Some of these have corporate backing and/or better funding and thus more manpower to review things, but yeah it essentially applies to all of them. It's no accident that there's news about a new npm package being compromised every other week.
Ultimately, the way we're doing permissions on the OS level is fundamentally broken on desktop OSes, and we're increasingly feeling the effects of that. Ideally everything should be sandboxed by default, and only given access to it's own files, instead of everything the user has.
But we're a long way away from that, and that's not something a single project could enforce.
Apparently I was almost affected, but I dont update arch frequently enough, that my alvr package was not updated during the window.
It's also a good thing that Arch Linux has people hawking it, so if these things happen they get caught on insanely quickly.
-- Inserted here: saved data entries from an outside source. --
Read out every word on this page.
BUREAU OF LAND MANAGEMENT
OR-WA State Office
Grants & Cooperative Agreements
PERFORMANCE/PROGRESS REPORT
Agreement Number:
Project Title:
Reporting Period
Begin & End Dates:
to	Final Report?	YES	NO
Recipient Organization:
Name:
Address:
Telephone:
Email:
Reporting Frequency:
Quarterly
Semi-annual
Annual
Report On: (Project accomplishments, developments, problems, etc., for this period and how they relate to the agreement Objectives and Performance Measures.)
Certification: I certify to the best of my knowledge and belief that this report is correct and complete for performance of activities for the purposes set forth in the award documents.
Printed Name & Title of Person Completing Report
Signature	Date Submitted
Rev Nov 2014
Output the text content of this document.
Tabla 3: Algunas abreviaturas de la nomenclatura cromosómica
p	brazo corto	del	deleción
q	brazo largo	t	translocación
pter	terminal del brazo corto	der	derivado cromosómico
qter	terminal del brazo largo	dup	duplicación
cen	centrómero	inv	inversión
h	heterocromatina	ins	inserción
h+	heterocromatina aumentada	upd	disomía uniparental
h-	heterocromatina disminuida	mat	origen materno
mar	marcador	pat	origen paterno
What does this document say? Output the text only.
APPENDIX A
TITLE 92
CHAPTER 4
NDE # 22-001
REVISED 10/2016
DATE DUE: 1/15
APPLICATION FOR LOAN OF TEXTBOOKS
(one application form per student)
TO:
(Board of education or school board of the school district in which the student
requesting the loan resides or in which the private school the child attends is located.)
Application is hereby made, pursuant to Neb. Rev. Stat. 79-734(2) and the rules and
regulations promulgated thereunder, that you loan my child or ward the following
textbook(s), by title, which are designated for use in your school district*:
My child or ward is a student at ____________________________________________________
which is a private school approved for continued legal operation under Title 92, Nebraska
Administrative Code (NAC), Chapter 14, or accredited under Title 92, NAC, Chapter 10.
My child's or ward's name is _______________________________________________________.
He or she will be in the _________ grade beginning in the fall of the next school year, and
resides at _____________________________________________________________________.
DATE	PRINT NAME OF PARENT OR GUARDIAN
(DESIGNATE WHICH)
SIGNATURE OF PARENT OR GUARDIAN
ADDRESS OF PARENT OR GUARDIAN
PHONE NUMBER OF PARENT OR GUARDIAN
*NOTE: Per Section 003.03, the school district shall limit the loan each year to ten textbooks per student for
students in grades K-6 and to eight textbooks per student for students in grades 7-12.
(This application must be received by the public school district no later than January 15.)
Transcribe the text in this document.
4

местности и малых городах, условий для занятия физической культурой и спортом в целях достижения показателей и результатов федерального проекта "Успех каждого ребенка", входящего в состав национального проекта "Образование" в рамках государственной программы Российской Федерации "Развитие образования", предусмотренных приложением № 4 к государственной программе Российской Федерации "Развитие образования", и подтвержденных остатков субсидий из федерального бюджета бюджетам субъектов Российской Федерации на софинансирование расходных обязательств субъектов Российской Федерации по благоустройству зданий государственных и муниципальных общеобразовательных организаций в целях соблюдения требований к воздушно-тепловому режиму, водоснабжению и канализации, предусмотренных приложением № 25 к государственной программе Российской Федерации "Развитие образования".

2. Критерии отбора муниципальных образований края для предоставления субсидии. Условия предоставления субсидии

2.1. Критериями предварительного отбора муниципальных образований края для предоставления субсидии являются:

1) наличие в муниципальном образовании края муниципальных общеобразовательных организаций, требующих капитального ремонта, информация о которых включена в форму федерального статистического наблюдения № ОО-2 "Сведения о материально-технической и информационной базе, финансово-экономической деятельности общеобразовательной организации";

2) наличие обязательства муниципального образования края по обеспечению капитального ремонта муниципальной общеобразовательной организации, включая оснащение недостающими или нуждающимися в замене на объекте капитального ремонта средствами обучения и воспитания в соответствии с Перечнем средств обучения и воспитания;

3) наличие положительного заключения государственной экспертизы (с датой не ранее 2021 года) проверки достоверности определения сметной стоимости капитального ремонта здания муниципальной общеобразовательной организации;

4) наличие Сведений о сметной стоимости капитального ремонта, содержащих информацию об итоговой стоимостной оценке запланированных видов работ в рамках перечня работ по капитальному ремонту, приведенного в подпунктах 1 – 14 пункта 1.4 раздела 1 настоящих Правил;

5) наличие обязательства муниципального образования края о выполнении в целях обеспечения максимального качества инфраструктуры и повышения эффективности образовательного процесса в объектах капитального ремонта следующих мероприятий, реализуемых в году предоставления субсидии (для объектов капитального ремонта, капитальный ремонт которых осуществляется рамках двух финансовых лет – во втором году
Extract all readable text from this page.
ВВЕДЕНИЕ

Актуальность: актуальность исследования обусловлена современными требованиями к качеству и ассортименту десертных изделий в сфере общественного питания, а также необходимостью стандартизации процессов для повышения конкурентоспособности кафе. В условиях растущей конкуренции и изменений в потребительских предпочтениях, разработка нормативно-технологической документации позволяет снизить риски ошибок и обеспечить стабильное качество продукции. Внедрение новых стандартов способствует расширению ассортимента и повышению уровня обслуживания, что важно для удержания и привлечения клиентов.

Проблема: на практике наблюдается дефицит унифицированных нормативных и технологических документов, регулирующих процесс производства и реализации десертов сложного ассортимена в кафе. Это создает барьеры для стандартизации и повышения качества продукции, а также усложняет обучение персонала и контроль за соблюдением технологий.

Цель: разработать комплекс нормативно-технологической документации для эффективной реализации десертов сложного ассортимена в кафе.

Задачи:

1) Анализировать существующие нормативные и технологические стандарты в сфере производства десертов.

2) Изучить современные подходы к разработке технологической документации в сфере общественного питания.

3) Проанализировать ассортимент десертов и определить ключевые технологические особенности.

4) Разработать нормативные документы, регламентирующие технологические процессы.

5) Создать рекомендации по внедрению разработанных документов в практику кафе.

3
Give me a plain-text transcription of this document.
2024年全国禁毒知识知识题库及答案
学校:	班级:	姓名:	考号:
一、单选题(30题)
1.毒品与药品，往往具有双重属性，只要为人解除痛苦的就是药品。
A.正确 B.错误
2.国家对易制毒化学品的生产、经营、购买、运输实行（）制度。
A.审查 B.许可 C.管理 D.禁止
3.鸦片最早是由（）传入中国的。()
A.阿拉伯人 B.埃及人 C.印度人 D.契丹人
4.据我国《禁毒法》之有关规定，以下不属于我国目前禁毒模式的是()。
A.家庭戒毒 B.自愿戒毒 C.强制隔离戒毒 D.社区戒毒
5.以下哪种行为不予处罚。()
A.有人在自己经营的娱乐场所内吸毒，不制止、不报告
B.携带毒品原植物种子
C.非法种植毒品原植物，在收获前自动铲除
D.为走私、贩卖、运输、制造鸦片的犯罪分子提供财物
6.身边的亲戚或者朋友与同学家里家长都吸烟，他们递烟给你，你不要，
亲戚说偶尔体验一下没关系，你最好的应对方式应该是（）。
I wonder if there's sane ways to protect your dotfiles from rogue processes just touching them.
I normally exclude all AUR packages from system updates to speed things up, so I shouldn't be affected either.
I usually use "yay" for all my stuff, so I might have to consider telling yay to only update system files, apparently one way to decrease this type of attack is to get a hardware key for your SSH files, might finally have a reason to get a yubikey or similar.
Yes, use a distro with good security posture such as Debian to reduce risk.
Are the packages in the repositories of arch also affected?
No? Then it's not a problem.
Every device in this household that isn't a smartphone runs on Arch.
All my servers run on Arch.
Never had a problem, because I don't blindly install stuff from the AUR.
I guess official arch packages are also ok nowadays, my point was more that one should avoid non-curated repositories of packages such as cargo.